Twin goals of FASRI are helping researchers to understand standard setters and to communicate complex research findings in a way the standard setters can understand.  Part of the challenge is knowing how to read and write.  Here is a bit of advice on each one.

How to Read.

There is an old Jewish saying:

According to Rabbi Bunim of P’shiskha, everyone should have two pockets, each containing a slip of paper. On one should be written: I am but dust and ashes, and on the other: For my sake was the world created. From time to time we must reach into one pocket, or the other. The secret of living comes from knowing when to reach into each.

Several times I have shared this saying with doctoral students, advising them on how to read research papers.  One secret of reading research is to read every paper twice.  Read first with humility:  the authors have spent untold hours studying an issue and crafting their arguments, and you must be humble enough (you are but dust and ashes) to devote your efforts to learning from them.  But read again with the pride: you have been trained to evaluate and improve upon the work, and you must be proud enough to provide constructive criticism and point out directions for future work (for your sake was the world created).

This advice often seems even more appropriate when researchers read accounting standards.  The work that goes into a single research paper is nothing compared to that required to develop an accounting standard.  I think we researchers all too often forget about the “ashes” pocket.

By the way, the same advice works very well for presenting our research.  If you are all pride, you won’t learn anything from your audience.  If you are all humility, they won’t learn anything from you.

How to write.

The CEO of 37Signals (a developer of collaborative software) says it well:

The class I’d Like to Teach

Today I gave my last conference talk for a while. Next year I’m going to focus on our own 37signals events. It feels good to not have any external speaking obligations in 2011.

At the end of the talk I took some Q&A. The last question was asked by a guy in the front row. He said “What’s your take on the true value of a university education?” I shared my general opinion (summary: great socially, but not realistic enough academically) and ended with a description of a course I’d like to see taught in college. In fact, I’d like to teach it.

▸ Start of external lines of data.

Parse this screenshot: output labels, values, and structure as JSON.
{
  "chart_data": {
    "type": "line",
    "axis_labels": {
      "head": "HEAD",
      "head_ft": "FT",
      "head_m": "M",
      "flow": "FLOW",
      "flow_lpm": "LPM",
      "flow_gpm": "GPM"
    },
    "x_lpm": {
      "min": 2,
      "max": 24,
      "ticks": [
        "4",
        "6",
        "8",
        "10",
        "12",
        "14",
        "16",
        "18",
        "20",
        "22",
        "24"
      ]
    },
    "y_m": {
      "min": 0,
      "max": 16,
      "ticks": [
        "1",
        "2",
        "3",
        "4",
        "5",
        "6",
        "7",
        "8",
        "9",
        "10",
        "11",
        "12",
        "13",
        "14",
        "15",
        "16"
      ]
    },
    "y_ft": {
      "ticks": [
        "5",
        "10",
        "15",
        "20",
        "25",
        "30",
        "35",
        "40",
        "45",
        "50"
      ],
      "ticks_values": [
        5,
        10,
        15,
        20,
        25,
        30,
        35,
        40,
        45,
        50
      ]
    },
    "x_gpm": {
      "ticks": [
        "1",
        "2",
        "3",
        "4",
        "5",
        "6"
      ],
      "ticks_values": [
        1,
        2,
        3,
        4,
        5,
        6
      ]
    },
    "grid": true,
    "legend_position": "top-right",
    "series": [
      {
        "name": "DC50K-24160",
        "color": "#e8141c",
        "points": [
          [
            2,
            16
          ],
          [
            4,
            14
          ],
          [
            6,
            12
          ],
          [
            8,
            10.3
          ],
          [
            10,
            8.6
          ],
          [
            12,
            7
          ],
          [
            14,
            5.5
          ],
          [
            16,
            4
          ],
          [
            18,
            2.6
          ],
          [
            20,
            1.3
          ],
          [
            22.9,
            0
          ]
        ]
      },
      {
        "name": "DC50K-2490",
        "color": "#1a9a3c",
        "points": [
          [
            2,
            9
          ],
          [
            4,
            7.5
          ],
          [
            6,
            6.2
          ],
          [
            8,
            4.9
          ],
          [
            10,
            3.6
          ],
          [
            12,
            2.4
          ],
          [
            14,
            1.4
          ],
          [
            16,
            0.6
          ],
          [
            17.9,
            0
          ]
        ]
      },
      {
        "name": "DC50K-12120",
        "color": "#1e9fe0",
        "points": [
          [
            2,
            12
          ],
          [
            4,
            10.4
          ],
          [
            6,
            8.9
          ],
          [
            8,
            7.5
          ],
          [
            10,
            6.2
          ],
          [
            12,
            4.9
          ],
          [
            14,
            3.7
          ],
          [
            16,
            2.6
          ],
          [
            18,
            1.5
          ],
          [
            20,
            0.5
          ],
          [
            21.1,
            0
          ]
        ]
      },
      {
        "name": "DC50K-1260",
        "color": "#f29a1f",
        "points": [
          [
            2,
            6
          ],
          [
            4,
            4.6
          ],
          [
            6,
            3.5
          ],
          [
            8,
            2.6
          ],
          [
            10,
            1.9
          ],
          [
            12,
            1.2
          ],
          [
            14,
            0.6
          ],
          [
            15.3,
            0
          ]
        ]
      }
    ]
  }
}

It would be a writing course. Every assignment would be delivered in five versions: A three page version, a one page version, a three paragraph version, a one paragraph version, and a one sentence version.

I don’t care about the topic. I care about the editing. I care about the constant refinement and compression. I care about taking three pages and turning it one page. Then from one page into three paragraphs. Then from three paragraphs into one paragraph. And finally, from one paragraph into one perfectly distilled sentence.

Along the way you’d trade detail for brevity. Hopefully adding clarity at each point. This is important because I believe editing is an essential skill that is often overlooked and under appreciated. The future belongs to the best editors.

Each step requires asking “What’s really important?” That’s the most important question you can ask yourself about anything. The class would really be about answering that very question at each step of the way. Whittling it all down until all that’s left is the point.

I hope to be able to teach this class one day.

This is great advice for communicating to researchers; it is even better for communicating with standard setters, who will be all too happy to trade detail for brevity, as long as they know you are telling them what’s really important.